The two truck drivers weren’t too crazy about getting in trouble with their shipping contractors for stopping and giving statements to the police. They asked no questions, just gave him a bottle of water and a rag to wipe the dried blood off his face and hands.
“I’m heading for Mönchengladbach,” said the one with the mustache. “Maybe I can find another trucker on the radio who can take you from there to Frankfurt.”
“Thank you.” Kilian nodded. He barely managed to climb into the cab of the truck. He felt consumed with pain, and the skin was stretched taut on his face. From the side mirror, a swollen, grotesque face stared back at him. It bore no resemblance to him whatsoever.
The guy with the mustache started the engine of the huge semi and maneuvered it back onto the right side of the road. Kilian shuddered. The tires of the big thirty-ton truck would have crushed his bones like a walnut. That’s probably just what his abductors were hoping.
* * *
The garden was full of guests dressed in their summer best. Everyone was in a festive mood. The jazz band played and waiters squeezed through the throng with trays of champagne glasses and finger food. Emma was looking for her in-laws. From the invitations, she knew every single name on the guest list, but personally she knew hardly anyone. Louisa was holding on to her hand and staying close, acting as shy as if she were a stranger at the party. It had taken all of Emma’s skill to conjure up an acceptable short hairdo for Louisa after she had hacked off her curls. Wearing jeans and a white long-sleeved shirt, she looked like a little boy.
“Ah, there are Grandma and Grandpa,” said Emma. Her in-laws were standing on the big terrace, Josef in a light-colored linen suit, Renate in an apricot-colored dress that went wonderfully with her tanned skin and white hair. They were greeting the guests as they arrived. Renate’s face was radiant, and she seemed happy and relaxed.
Emma congratulated her father-in-law on his birthday.
“So, where’s my little princess?” Josef bent down to Louisa, but she hid behind her mother. “Don’t you want to give your grandpa a little kiss on his birthday?”
“No!” Louisa shook her head vigorously. The people standing nearby laughed in amusement.
“What happened to Louisa’s beautiful hair?” Renate asked in consternation. “And where’s the pretty pink dress?”
“We like the short hairdo better,” Emma hastened to say. “Don’t we, Louisa? It makes washing hair a lot quicker.”
“But what…” Renate began, but Emma silenced her with a pleading look.

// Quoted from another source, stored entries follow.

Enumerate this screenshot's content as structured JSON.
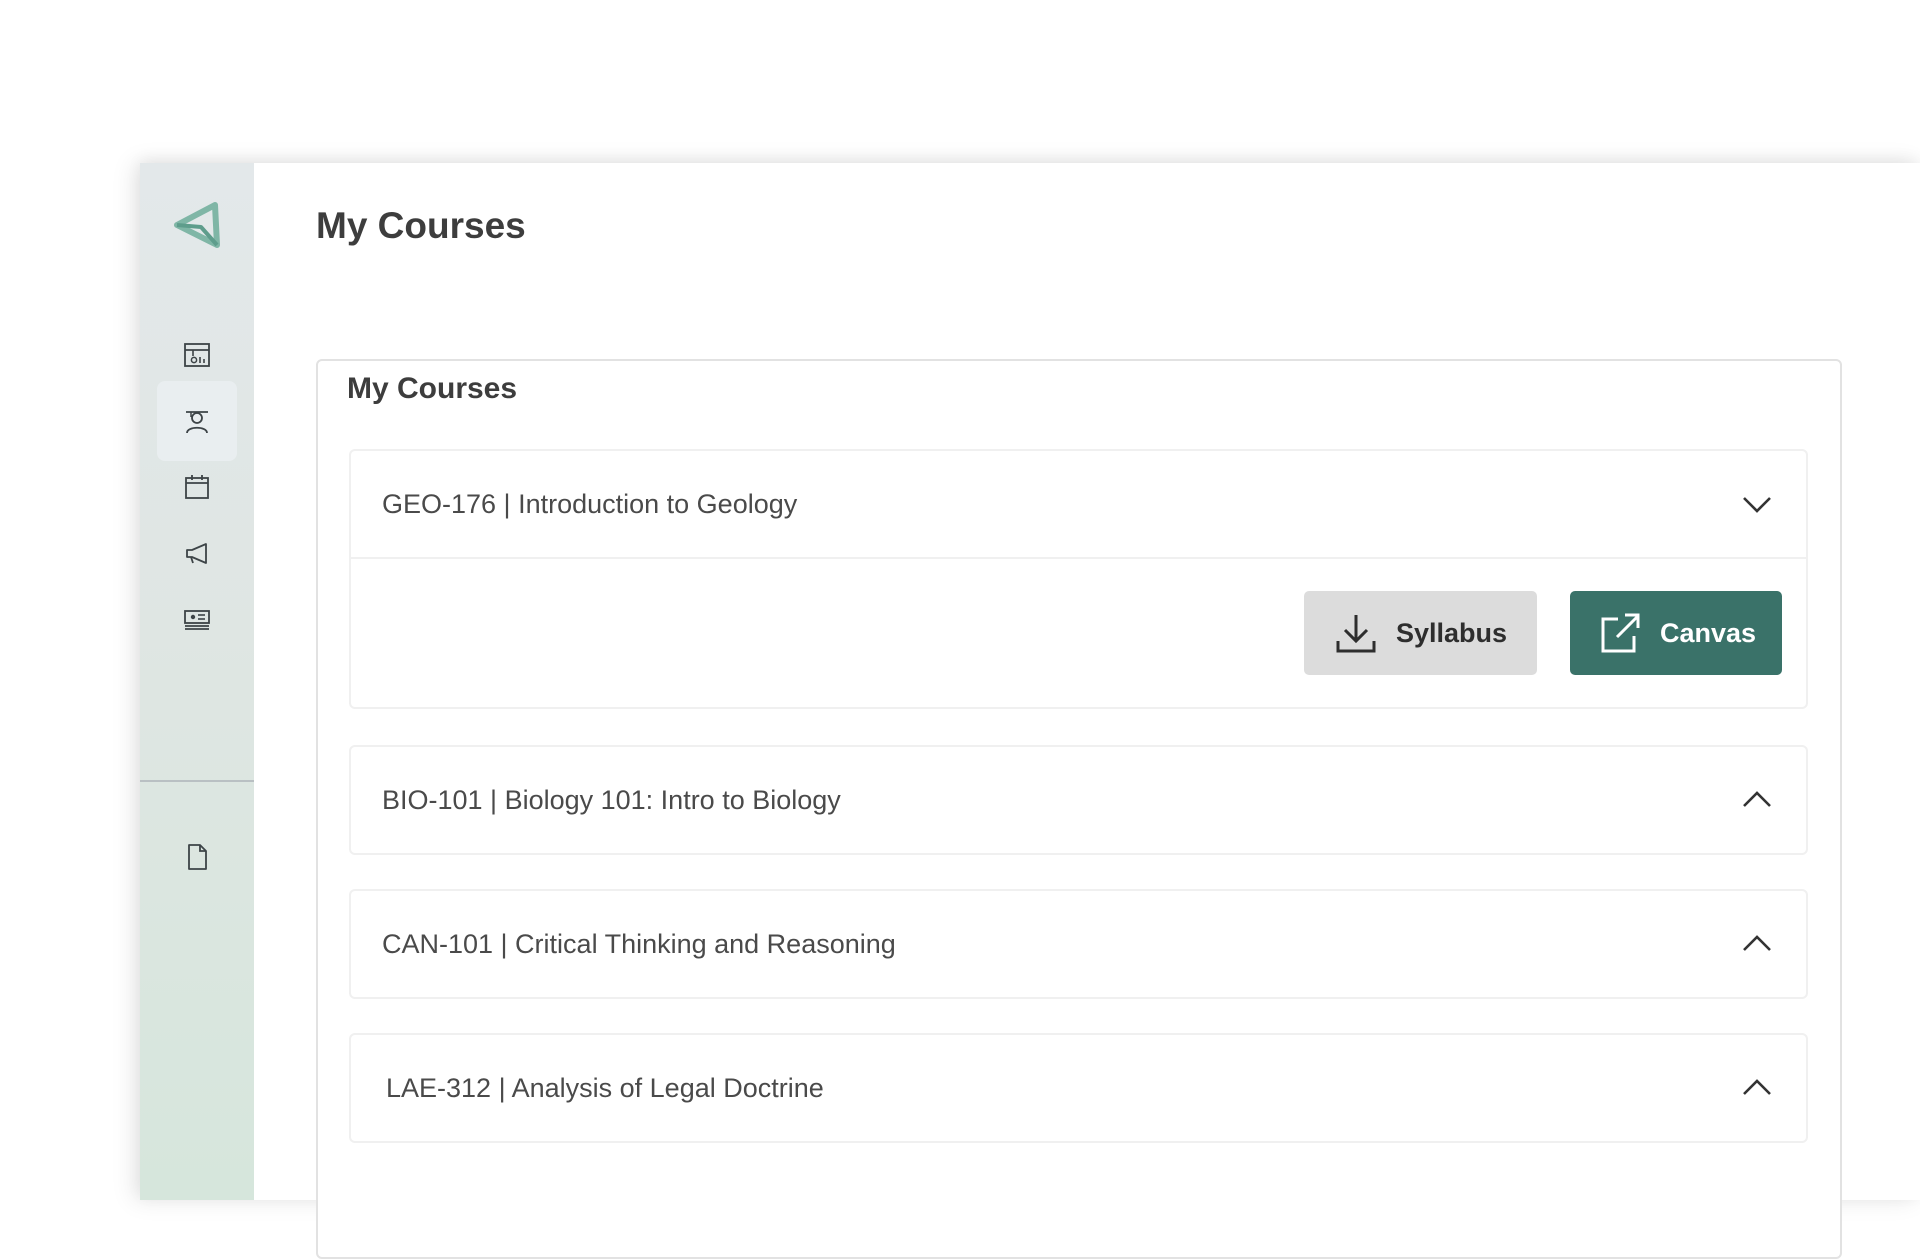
{
  "page": {
    "title": "My Courses"
  },
  "sidebar": {
    "logo_icon": "paper-plane-logo",
    "items": [
      {
        "icon": "dashboard-icon",
        "active": false
      },
      {
        "icon": "student-icon",
        "active": true
      },
      {
        "icon": "calendar-icon",
        "active": false
      },
      {
        "icon": "megaphone-icon",
        "active": false
      },
      {
        "icon": "id-card-icon",
        "active": false
      },
      {
        "icon": "document-icon",
        "active": false
      }
    ]
  },
  "panel": {
    "title": "My Courses",
    "courses": [
      {
        "name": "GEO-176 | Introduction to Geology",
        "expanded": true,
        "chevron": "chevron-down-icon"
      },
      {
        "name": "BIO-101 | Biology 101: Intro to Biology",
        "expanded": false,
        "chevron": "chevron-up-icon"
      },
      {
        "name": "CAN-101 | Critical Thinking and Reasoning",
        "expanded": false,
        "chevron": "chevron-up-icon"
      },
      {
        "name": "LAE-312 | Analysis of Legal Doctrine",
        "expanded": false,
        "chevron": "chevron-up-icon"
      }
    ],
    "syllabus_label": "Syllabus",
    "canvas_label": "Canvas"
  },
  "colors": {
    "accent": "#3a7269",
    "logo": "#7fb6a6",
    "syllabus_bg": "#dcdcdc"
  }
}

“Papa!” Louisa shouted at that moment. She tore out of Emma’s grasp and ran over to Florian. Emma’s heart skipped a beat at the sight of her husband. Like his father, Florian wore a light-colored suit and looked simply fantastic. He picked up Louisa and held her high. Then she flung her little arms around his neck and pressed her cheek to his.
“Hello,” Florian said to Emma. He didn’t comment on Louisa’s new hairdo or the jeans. “How are you doing?”
“Hello,” Emma replied coolly. “Fine. You?”